Hace 80 años, cuando México buscaba reconstituirse legal, política, económica e institucionalmente después de largos años de revolución armada, un grupo de mexicanos relevantes dio a luz un documento excepcional, la Constitución de 1917, que entretejía para la Nación un acabado pacto social a partir de las más altas aspiraciones de la población, forjadas en siglos de historia, de grandes imperios y culturas, de colonización y mestizaje, de lucha por la independencia, de esfuerzos para consolidar una estructura republicana, de nuevas invasiones y pillaje de caudillos, altezas serenísimas y dictadores que traicionaron a su pueblo y defraudaron a su patria.
Todo eso estaba presente en las mentes de los constituyentes, que no sólo tenían memoria y conciencia de estar interpretando a un pueblo hastiado de ser objeto de burla y humillación, de ser fusilador y fusilado; de ser encendedor de hogueras y al mismo tiempo combustible, ceniza y enterrador de sus propios muertos sin que nada cambiara, sino que, además, tenían la lucidez y claridad visionaria suficientes para construir una Carta Magna capaz de encauzar la construcción de ese México definitivo que con democracia, libertad, justicia y desarrollo perfilaba las esperanzas sociales en el siglo que sería de las transformaciones vertiginosas, de las mil modernizaciones.
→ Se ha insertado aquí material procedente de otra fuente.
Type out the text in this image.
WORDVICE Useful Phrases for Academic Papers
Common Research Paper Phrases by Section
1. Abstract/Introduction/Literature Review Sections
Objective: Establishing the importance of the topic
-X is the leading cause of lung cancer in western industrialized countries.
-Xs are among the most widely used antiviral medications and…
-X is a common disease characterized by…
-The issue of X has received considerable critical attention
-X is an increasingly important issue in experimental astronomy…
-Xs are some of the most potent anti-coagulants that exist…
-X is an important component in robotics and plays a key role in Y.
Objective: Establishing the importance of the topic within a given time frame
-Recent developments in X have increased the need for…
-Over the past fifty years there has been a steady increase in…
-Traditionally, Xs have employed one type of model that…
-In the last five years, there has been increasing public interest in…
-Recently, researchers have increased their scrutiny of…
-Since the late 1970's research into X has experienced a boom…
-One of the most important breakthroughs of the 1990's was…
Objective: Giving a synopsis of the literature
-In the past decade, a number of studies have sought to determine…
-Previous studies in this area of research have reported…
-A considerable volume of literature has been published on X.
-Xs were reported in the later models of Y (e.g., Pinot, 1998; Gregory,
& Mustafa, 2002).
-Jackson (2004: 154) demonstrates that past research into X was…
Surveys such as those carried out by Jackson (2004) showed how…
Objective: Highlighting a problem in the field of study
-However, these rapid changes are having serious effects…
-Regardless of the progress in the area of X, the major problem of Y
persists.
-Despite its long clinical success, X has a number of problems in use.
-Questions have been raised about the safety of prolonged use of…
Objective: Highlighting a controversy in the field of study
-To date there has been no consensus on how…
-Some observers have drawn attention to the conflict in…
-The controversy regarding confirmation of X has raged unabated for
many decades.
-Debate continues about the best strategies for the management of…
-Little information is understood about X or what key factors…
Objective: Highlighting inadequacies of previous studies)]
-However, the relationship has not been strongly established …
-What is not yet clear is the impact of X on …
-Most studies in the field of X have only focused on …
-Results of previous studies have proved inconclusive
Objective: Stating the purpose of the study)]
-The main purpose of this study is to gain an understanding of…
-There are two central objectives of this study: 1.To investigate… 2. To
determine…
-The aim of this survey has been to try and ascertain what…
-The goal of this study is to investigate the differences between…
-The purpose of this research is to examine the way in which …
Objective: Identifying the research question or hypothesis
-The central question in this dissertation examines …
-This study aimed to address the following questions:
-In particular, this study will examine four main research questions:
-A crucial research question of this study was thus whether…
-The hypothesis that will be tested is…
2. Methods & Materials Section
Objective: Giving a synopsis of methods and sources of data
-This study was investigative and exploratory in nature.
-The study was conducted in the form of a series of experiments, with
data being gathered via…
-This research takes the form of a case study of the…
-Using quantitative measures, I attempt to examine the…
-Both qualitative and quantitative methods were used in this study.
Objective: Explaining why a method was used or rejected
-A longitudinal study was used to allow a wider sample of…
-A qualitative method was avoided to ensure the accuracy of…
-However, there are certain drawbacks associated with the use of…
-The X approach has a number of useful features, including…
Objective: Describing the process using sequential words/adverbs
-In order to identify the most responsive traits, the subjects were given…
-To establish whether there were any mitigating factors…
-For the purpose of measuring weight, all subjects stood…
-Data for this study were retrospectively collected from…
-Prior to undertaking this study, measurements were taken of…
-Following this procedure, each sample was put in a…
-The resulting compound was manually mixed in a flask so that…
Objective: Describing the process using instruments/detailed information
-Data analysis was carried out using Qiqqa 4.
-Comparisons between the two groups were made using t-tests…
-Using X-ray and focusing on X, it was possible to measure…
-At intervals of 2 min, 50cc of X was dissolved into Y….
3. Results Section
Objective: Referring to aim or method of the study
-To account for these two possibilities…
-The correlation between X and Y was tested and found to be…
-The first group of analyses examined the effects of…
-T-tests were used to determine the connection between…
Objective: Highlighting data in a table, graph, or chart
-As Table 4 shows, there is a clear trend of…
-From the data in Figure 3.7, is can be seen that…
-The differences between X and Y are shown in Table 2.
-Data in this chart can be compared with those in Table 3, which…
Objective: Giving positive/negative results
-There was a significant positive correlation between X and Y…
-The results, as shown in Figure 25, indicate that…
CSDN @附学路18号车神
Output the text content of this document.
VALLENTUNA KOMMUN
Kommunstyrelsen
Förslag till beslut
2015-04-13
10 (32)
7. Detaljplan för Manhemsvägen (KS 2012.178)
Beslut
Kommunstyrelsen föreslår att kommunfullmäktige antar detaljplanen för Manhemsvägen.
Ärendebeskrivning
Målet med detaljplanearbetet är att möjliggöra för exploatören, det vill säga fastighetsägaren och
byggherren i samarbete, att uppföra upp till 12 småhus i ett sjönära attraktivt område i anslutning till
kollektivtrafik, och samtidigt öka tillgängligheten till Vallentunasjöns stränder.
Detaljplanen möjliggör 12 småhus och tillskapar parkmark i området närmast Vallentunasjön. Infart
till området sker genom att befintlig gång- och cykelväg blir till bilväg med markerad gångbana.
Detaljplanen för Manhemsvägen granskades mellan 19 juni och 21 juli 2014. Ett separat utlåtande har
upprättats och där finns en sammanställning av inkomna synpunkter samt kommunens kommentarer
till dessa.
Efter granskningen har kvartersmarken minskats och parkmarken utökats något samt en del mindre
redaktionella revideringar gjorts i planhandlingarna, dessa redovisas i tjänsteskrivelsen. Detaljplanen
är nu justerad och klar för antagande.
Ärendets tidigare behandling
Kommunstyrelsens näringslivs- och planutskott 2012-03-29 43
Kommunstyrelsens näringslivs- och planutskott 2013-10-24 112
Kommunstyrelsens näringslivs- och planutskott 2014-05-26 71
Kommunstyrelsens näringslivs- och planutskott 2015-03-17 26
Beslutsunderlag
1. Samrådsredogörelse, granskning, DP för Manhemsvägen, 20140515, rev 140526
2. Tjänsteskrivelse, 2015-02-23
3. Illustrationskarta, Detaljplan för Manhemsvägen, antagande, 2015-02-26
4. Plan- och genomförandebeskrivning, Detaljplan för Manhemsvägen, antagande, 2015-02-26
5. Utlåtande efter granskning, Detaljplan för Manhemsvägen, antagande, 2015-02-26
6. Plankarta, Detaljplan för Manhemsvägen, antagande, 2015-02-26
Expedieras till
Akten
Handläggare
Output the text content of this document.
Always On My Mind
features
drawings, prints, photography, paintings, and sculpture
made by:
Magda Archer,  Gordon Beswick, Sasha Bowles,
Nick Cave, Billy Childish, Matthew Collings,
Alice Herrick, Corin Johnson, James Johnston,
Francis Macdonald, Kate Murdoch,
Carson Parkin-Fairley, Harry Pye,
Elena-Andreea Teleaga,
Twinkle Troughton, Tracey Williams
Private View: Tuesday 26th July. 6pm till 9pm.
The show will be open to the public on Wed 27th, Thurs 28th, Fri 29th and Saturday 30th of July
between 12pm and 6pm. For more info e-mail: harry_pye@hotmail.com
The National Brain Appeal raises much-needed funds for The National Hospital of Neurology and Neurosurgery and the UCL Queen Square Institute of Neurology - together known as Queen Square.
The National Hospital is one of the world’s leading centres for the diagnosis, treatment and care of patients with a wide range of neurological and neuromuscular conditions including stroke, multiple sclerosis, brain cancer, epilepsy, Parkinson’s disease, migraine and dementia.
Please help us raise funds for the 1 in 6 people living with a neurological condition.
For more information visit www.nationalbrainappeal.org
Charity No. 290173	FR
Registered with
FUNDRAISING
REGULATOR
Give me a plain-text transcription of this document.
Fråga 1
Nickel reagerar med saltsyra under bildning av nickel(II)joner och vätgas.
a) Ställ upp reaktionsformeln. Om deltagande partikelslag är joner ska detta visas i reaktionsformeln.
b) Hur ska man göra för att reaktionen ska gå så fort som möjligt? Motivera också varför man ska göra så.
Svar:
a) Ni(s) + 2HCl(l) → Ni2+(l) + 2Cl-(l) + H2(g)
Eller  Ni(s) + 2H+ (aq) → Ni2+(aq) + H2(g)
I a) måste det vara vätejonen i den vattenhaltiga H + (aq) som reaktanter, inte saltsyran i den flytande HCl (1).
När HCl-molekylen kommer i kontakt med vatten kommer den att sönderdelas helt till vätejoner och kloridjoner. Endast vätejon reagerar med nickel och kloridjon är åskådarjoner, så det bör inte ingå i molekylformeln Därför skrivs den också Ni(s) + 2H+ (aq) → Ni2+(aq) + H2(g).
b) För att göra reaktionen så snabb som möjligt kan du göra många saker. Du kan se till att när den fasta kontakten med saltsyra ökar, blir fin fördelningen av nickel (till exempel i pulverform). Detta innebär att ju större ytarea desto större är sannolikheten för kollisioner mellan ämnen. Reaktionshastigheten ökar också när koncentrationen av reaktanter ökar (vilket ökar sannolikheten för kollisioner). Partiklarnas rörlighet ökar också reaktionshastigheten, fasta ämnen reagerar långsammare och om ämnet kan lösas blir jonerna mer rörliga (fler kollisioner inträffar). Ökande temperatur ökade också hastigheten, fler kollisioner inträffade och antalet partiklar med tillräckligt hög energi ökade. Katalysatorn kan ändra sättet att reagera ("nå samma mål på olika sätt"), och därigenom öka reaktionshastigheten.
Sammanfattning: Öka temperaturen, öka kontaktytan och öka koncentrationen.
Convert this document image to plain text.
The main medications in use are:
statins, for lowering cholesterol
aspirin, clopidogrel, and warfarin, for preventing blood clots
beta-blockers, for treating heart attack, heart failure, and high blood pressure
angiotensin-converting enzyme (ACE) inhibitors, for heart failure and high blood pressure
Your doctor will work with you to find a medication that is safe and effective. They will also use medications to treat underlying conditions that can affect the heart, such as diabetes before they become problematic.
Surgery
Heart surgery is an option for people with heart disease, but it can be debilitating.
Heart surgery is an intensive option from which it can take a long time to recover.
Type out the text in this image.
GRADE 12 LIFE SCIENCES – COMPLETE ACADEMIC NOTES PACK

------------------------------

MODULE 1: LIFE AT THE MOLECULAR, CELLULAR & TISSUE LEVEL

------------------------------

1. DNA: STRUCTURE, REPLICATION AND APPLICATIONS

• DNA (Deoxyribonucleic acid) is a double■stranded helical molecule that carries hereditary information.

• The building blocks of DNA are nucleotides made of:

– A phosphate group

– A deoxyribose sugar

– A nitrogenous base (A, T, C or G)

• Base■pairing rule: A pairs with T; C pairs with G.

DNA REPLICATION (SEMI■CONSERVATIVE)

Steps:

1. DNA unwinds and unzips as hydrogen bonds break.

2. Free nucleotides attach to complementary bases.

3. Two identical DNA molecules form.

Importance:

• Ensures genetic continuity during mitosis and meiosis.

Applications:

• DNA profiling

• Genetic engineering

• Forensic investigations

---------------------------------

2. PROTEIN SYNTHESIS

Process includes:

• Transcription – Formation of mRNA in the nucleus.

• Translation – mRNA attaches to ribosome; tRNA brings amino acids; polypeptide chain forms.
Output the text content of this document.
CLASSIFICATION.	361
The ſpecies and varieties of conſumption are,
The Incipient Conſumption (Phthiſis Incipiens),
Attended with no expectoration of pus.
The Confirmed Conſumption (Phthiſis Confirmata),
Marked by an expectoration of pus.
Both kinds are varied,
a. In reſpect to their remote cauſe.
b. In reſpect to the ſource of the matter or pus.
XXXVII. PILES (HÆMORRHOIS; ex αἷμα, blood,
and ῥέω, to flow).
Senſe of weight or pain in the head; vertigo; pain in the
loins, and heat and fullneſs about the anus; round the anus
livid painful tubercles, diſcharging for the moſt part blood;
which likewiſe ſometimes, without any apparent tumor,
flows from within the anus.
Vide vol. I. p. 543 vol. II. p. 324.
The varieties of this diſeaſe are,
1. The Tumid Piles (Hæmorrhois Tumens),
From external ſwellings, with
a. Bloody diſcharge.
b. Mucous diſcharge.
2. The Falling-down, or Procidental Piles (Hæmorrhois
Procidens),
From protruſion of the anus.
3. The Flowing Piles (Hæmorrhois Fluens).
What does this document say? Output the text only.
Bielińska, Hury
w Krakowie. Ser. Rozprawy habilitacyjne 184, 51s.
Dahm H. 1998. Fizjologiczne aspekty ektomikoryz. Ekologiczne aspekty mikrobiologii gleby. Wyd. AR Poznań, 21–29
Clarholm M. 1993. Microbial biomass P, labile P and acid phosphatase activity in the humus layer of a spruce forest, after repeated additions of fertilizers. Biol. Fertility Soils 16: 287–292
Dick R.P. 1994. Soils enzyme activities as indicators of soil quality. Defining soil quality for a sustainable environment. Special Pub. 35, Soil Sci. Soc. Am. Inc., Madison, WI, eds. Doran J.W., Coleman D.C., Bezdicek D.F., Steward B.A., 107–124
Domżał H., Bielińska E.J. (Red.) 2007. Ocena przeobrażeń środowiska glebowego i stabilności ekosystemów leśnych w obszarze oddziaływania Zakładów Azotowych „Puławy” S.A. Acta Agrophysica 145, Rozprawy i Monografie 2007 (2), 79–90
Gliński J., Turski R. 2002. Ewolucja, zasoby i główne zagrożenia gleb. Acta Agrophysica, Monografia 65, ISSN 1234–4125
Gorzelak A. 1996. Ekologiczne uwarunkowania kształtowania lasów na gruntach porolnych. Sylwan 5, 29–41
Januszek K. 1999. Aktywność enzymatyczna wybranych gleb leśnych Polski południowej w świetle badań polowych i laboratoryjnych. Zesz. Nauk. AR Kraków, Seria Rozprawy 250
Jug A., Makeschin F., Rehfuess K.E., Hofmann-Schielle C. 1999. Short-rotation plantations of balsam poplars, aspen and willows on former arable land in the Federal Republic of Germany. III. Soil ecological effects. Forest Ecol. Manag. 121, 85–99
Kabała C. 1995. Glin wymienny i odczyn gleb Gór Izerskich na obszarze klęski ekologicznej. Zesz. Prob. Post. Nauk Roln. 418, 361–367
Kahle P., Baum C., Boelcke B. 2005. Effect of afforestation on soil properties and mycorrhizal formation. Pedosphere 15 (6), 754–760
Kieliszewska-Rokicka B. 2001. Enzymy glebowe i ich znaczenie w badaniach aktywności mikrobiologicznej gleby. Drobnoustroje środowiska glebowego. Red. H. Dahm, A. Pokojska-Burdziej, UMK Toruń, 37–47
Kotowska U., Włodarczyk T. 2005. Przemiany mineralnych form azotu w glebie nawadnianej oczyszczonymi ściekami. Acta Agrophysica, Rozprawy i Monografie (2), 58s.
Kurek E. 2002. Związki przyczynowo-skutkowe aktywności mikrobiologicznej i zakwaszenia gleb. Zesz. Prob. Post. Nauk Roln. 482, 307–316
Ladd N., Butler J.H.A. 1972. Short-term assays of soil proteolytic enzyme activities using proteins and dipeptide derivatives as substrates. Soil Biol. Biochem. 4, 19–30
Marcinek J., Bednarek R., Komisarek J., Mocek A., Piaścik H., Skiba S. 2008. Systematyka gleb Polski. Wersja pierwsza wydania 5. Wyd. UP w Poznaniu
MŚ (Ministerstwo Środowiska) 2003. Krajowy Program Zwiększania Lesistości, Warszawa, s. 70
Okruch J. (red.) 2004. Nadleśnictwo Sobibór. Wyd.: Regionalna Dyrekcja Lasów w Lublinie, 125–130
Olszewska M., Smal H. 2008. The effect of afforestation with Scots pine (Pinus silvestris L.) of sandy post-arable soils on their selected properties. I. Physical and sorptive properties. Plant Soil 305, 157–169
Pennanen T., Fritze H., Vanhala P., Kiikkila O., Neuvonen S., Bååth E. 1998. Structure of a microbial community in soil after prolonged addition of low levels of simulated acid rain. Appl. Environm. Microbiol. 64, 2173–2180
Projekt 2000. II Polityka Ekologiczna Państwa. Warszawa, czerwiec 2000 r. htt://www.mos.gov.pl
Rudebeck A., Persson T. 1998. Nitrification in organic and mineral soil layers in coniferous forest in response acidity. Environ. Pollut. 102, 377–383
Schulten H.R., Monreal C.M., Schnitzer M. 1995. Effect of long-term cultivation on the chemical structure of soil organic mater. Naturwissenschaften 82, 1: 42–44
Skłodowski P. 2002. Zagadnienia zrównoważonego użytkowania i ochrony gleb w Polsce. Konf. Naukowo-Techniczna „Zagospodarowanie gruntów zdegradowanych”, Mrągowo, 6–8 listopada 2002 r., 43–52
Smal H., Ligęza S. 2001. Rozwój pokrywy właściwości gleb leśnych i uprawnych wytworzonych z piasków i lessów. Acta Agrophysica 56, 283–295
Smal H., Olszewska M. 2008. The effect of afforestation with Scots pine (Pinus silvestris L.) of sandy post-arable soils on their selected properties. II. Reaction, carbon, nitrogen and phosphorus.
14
Entre su promulgación y 1982, la Constitución registró 219 reformas que, sin embargo, casi nunca la alteraron medularmente, más bien la actualizaron y a veces hasta la precisaron en su gran detalle; caso distinto de los 157 cambios realizados por los últimos tres gobiernos: 61 con Miguel de la Madrid, 49 por Carlos Salinas y 47 por Ernesto Zedillo, que la han desfigurado y transformado esencialmente, en su insensata carrera contra la historia, en su fuga hacia el pasado. Todas las contradicciones y desencuentros del nuevo liberalismo con nuestra realidad económica y social han sido plasmados en la Constitución convirtiéndola en genuina criatura de algún doctor Frankestein.
¿A qué vienen entonces los festejos y los discursos oficiales a la Constitución? ¿Qué celebran exactamente?, ¿la subversión de los principios del orden y de la equidad social?, ¿la reapropiación privada del patrimonio nacional, el retorno de los latifundios, la desarticulación de la planta productiva, la entrega de la economía al capital transnacional o la defunción de la soberanía?, ¿o será que celebran la polarización de las desigualdades, la eternización de la pobreza y la cancelación de la esperanza?
Alguna reflexión debería motivar en la cúpula gobernante la inusual rechifla barzonista que acompañó, desde afuera del Teatro de la República, la solemne ceremonia conmemorativa que en el interior se celebró el pasado 5 de febrero en la ciudad de Querétaro.
No obstante, en la Constitución se mantienen aún abiertos los cauces para el cambio social por la vía democrática, por la participación electoral; y estos cauces son ahora más fluidos y transitables que nunca gracias a la tesonera acción ciudadana y a la presión social.
Esta vía constitucional para la reconstrucción nacional es la que debemos potenciar al máximo con participación y conciencia social en las elecciones del 6 de julio, particularmente en la renovación del Congreso, elemento fundamental para lograr, ya, una genuina independencia y el equilibrio de poderes que ha sido hasta ahora un elemento ausente en la vida política del país.